According to new research from the University of Bristol, some fathers do not provide their young sons with the same quality of intellectual stimulation as mothers do. Boys who spend at least 15 hours a week in their father’s care as toddlers perform worse in academic assessments when they start school.
This is one of the key findings of new research by Elizabeth Washbrook published in the autumn 2007 issue of Research in Public Policy from the Centre for Market and Public Organisation.
More children than ever before are spending significant amounts of time in their early years in the sole care of their fathers and the study explores the potential consequences of this on children’s cognitive and social development. It looks at the early childcare experiences of over 6,000 children, born in and around Bristol in the early 1990s, who lived at least their early lives in a household with both parents. It examines whether children who spent a lot of time in the care of their fathers differed from other children in terms of their academic and behavioural readiness for school at age four.
The data show that fathers were more widely used as a source of primary childcare in the first three years than relatives, childminders or nurseries. Around a third of children were regularly cared for by their fathers (without their mothers present) for at least five hours a week in the first year of life (infants). This figure rose to two-thirds for children aged one and two (toddlers). 13 per cent of infants and 20 per cent of toddlers were regularly left alone with their fathers for more than 15 hours a week.
The central findings of the research are that the effects of time alone with the father depend crucially on the gender of the child, the age at which the care took place and the number of hours per week of care provided.
There is evidence that boys – but not girls – who spent at least 15 hours a week in paternal care when they were toddlers performed worse on academic assessments when they started school. This cannot be explained by parents’ economic or psychological characteristics, nor by the characteristics of the child.
This raises concerns that, on average, fathers do not provide the same degree of mental stimulation to sons as mothers do. When in charge, fathers may be more inclined to see their role as monitoring the child and seeing to its physical needs and less inclined to devise creative activities that develop a child’s intellectual skills.

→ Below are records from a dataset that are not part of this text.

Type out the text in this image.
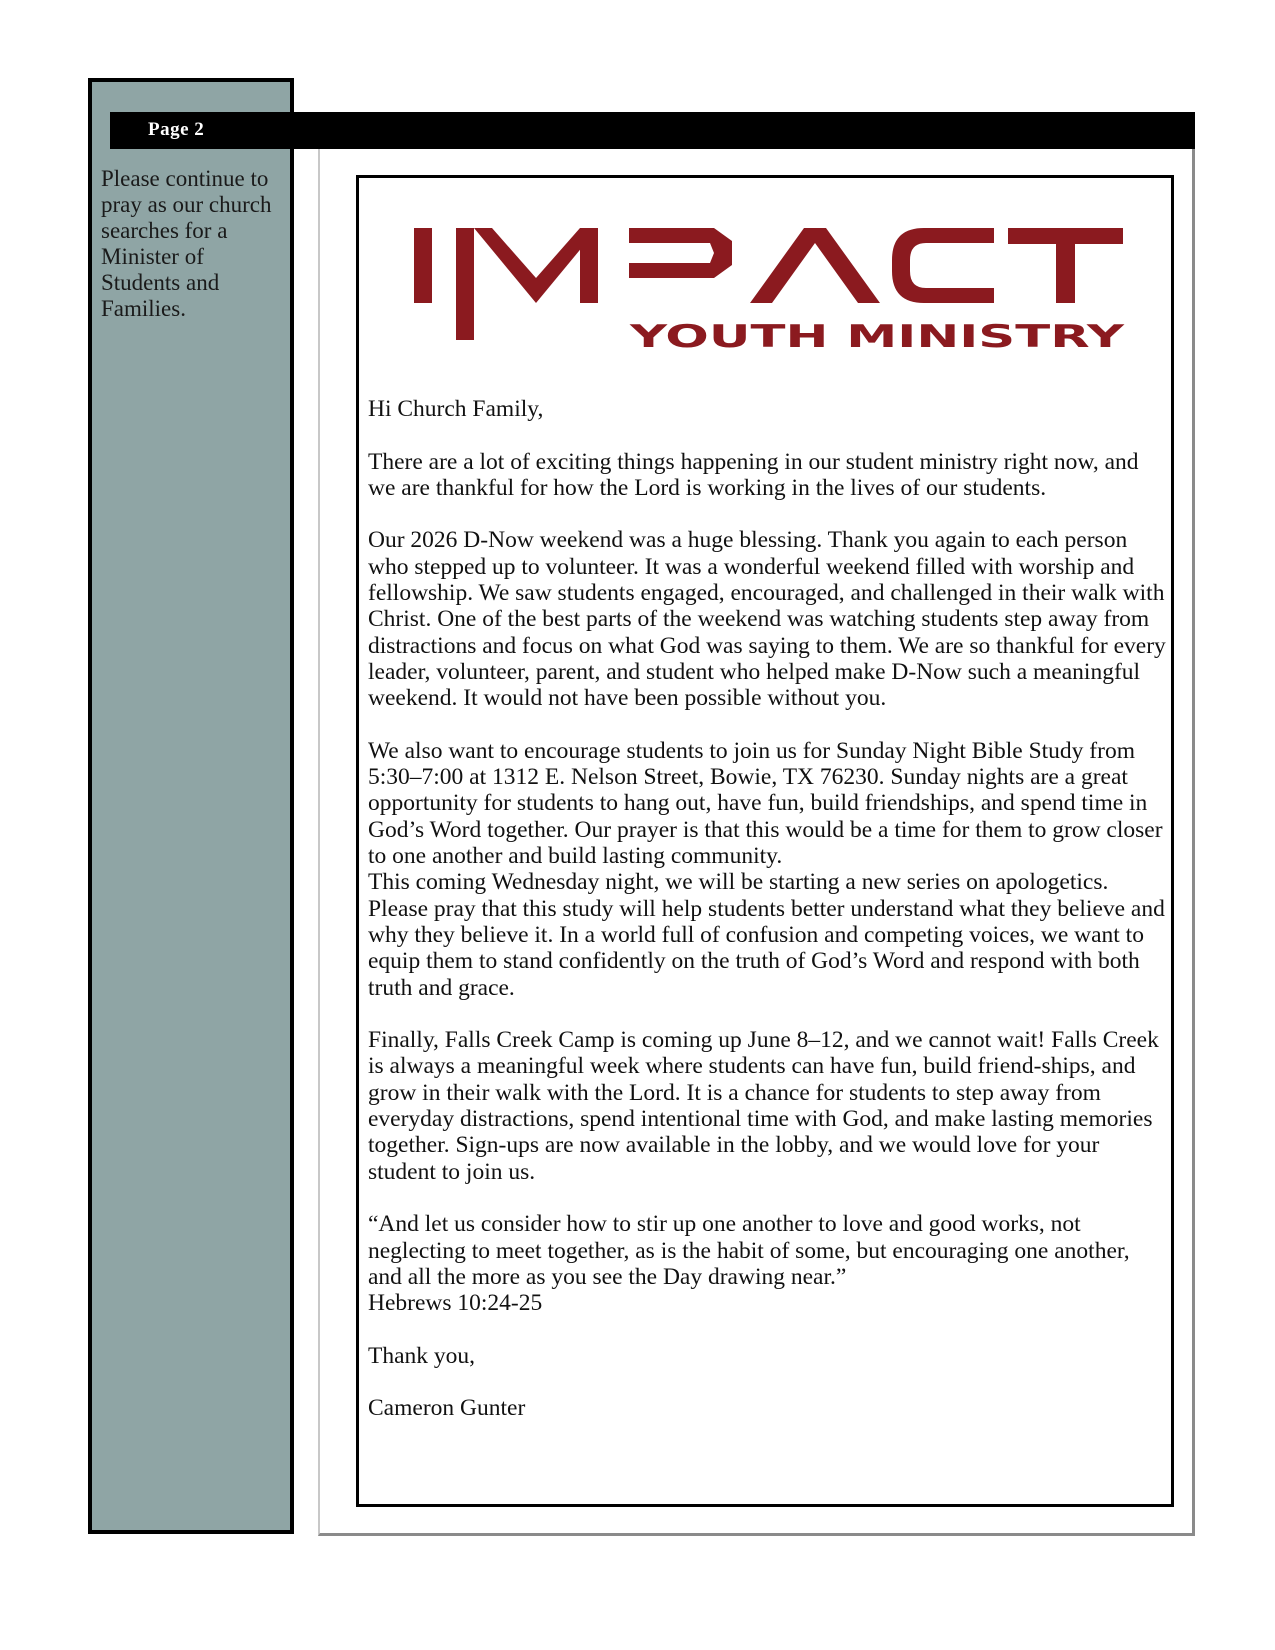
Please continue to
pray as our church
searches for a
Minister of
Students and
Families.

Page 2
YOUTH MINISTRY

Hi Church Family,

There are a lot of exciting things happening in our student ministry right now, and we are thankful for how the Lord is working in the lives of our students.

Our 2026 D-Now weekend was a huge blessing. Thank you again to each person who stepped up to volunteer. It was a wonderful weekend filled with worship and fellowship. We saw students engaged, encouraged, and challenged in their walk with Christ. One of the best parts of the weekend was watching students step away from distractions and focus on what God was saying to them. We are so thankful for every leader, volunteer, parent, and student who helped make D-Now such a meaningful weekend. It would not have been possible without you.

We also want to encourage students to join us for Sunday Night Bible Study from 5:30–7:00 at 1312 E. Nelson Street, Bowie, TX 76230. Sunday nights are a great opportunity for students to hang out, have fun, build friendships, and spend time in God’s Word together. Our prayer is that this would be a time for them to grow closer to one another and build lasting community.

This coming Wednesday night, we will be starting a new series on apologetics. Please pray that this study will help students better understand what they believe and why they believe it. In a world full of confusion and competing voices, we want to equip them to stand confidently on the truth of God’s Word and respond with both truth and grace.

Finally, Falls Creek Camp is coming up June 8–12, and we cannot wait! Falls Creek is always a meaningful week where students can have fun, build friend-ships, and grow in their walk with the Lord. It is a chance for students to step away from everyday distractions, spend intentional time with God, and make lasting memories together. Sign-ups are now available in the lobby, and we would love for your student to join us.

“And let us consider how to stir up one another to love and good works, not neglecting to meet together, as is the habit of some, but encouraging one another, and all the more as you see the Day drawing near.”

Hebrews 10:24-25

Thank you,

Cameron Gunter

There are two potential explanations for why girls seem immune: fathers may interact differently with sons and daughters or daughters may be less sensitive to the degree of mental stimulation in the home environment.
On the other hand, moderate amounts of paternal care of toddlers are associated with better behavioural outcomes at the start of school, and this is the case for both boys and girls. Psychologists have argued that because mothers and fathers interact with children in different ways, children have different expectations of their parents. This could in turn increase their awareness of different social styles and perhaps contribute to the development of social competence. These results support this view.
However, the beneficial effects of paternal care only take effect when that care begins after the first year of life. Childcare by fathers over the first 3 years or in excess of 15 hours a week has no effect compared to childcare by mothers. Moderate hours of care by fathers that are not maintained after the first year are associated with greater behavioural problems, but this type of arrangement is rare and accounts for only 4 per cent of all households.
With the exception of this small and unrepresentative group, there are no significant effects on children of paternal involvement in childcare in the first year of life. This is perhaps surprising, given that breastfeeding and bonding between mother and child are expected to be of key importance in this very early period. Rather, it is when children pass their first birthdays – and presumably become more sensitive to the nature of their environments – that parenting differences between mothers and fathers start to matter.
A corollary of this is that if paternity leave encourages fathers to undertake moderate childcare responsibilities when their children are toddlers, this may have beneficial effects on a child’s social development.